## Quantum Mechanics of Email Marketing

Can a single email message ever be in 2 states at the same time? Can it be delivered and undelivered simultaneously?

In quantum computing, a qubit (ˈkjuːbɪt) or quantum bit is a unit of quantum information—the quantum analogue of the classical bit. In a classical system, a bit would have to be in one state or the other, but quantum mechanics allows the qubit to be in a superposition of both states at the same time, a property which is fundamental to quantum computing.

Confused Yet? Let’s consider Schrödinger’s cat.

In 1935 Erwin Schrödinger, an Austrian physicist, devised a ‘thought experiment’ which is known as “Schrödinger’s cat”. It illustrates what he saw as the problem of the Copenhagen interpretation of quantum mechanics applied to everyday objects, resulting in a contradiction with common sense. The scenario presents a cat that may be both alive and dead, depending on an earlier random event. Although the original “experiment” was imaginary, similar principles have been researched and used in practical applications. The thought experiment is also often featured in theoretical discussions of the interpretations of quantum mechanics.

Schrödinger’s (theoretical) experiment:

The experiment revolves around a principle of quantum theory called “superposition”, which basically claims that if you don’t know what the state of any object is, then – as long as you don’t look to check – it is actually in all possible states simultaneously.

Erwin Schrodinger proposed a theoretical experiment in which a cat was put in a steel box along with a vial of hydrocyanic acid along with a tiny amount of a radioactive substance. If just one atom of this decayed during the test period, it would trigger a sequence in which a hammer would break the vial and kill the cat. As long as the box stayed closed, you wouldn’t know whether this had happened or not, so according to quantum law and the superposition of states, the cat is both alive and dead at the same time. It’s only when you take a measurement, (ie. look in the box), that the superposition ceases to be and the cat is either alive or dead. The paradox is that observation (=measurement) affects the outcome, so the outcome doesn’t exist until the measurement is made.

So how does this relate to email marketing?

OK, so now that we have our lesson in quantum mechanics out of the way, how does this relate to email marketing and how can an email be delivered and undelivered at the same time?

When you send an email to a recipient, as part of a larger email campaign deployment, you have no idea if the email was accepted by the recipients email server, was rejected for a multitude of reasons or was actually delivered to the end user’s inbox or junk folder. So in essence, the email – once sent, can be considered delivered and undelivered at the same time. The obvious goal you are trying to reach is to deliver your email message to the recipient’s inbox and have them take action in response to your message.

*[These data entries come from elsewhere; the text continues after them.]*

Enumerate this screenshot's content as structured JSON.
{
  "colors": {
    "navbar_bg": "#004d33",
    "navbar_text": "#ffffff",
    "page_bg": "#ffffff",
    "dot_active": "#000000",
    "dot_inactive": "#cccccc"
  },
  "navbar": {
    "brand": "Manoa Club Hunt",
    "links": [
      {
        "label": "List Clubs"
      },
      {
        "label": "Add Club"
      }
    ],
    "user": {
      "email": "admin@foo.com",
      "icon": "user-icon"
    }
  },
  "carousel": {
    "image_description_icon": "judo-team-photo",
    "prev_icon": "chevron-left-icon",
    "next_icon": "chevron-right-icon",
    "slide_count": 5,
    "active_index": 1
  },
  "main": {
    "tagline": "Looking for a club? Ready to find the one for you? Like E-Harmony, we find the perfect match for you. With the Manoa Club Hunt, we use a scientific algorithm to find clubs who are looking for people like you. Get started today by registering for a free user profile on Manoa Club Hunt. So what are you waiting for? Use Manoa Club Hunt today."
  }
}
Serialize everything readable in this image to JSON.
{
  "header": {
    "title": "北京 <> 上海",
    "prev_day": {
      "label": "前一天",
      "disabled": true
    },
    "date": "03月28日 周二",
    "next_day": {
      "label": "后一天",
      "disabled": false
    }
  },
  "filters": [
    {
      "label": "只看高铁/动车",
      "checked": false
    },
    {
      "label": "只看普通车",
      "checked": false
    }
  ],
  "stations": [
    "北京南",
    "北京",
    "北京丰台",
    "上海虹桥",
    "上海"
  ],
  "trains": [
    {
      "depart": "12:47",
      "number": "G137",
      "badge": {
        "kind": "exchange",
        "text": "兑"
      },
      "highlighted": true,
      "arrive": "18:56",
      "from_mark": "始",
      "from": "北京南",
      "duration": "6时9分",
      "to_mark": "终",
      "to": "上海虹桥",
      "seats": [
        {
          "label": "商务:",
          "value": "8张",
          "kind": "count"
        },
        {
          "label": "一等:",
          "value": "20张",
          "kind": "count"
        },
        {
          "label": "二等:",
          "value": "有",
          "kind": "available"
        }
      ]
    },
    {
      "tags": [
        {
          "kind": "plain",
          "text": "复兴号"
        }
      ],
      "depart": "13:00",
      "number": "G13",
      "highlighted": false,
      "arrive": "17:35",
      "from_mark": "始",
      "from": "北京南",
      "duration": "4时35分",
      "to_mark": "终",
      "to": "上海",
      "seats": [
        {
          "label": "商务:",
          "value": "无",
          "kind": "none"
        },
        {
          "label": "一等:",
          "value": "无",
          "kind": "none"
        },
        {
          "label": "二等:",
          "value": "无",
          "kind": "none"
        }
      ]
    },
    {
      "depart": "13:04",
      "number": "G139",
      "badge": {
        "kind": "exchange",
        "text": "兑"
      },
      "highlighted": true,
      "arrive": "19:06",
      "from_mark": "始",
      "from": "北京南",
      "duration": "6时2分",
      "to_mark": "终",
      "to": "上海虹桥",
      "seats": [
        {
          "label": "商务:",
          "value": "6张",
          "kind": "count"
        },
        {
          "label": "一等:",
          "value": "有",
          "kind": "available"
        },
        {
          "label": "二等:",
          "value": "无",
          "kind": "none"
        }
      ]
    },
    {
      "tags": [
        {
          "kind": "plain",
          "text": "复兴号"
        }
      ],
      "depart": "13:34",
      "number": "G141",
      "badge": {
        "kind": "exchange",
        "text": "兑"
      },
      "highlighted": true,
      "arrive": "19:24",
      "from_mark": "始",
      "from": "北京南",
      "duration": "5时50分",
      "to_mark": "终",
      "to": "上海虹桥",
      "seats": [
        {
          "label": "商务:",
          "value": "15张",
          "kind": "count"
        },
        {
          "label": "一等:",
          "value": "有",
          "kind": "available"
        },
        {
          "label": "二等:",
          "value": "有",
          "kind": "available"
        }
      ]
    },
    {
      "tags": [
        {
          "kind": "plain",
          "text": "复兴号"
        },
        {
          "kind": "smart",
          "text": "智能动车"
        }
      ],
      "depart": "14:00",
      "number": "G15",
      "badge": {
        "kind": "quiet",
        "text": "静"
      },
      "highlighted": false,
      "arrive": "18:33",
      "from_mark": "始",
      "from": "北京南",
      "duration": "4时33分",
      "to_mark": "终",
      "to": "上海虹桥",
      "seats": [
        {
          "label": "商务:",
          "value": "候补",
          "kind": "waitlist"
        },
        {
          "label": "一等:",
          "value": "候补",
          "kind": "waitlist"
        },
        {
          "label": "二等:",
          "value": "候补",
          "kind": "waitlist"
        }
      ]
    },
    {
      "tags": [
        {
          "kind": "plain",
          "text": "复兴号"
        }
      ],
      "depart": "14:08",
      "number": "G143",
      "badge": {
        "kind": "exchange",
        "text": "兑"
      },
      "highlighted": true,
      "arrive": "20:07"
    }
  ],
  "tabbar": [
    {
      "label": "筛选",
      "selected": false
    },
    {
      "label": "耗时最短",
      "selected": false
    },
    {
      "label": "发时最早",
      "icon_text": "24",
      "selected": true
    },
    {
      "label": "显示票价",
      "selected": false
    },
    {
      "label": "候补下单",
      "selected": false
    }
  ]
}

This action could be a click to your website, having them call you or respond in some way to your message. There are also unwanted actions such as deleting your message, unsubscribing from your list or worse yet, complaining to your ISP about the contents of your message.

Just as never opening the box to determine whether the cat is alive or dead, not reviewing the results and statistics of your email deployment is tantamount to never knowing if your email was delivered, undelivered, deleted, junked or reacted to in some fashion. Understanding the outcomes of each and every email you send will enable you to better interpret whether your customers and messages are viable and working or not and allow you to distinguish what needs to be changed to improve your results.

### One Response to Quantum Mechanics of Email Marketing

1. Tracy says:

Interesting approach to looking at your stats for email. It’s funny, but I always look at my clicks, open rate, bounces, unsubs, time of day, day of week, and subject line to see what’s working and what’s not. It surprises me that more people don’t do this because it’s a missed opportunity. Also, sometimes you can have the right email address and it will still bounce b/c of spam filters and your email client. I always debounce those and send them again.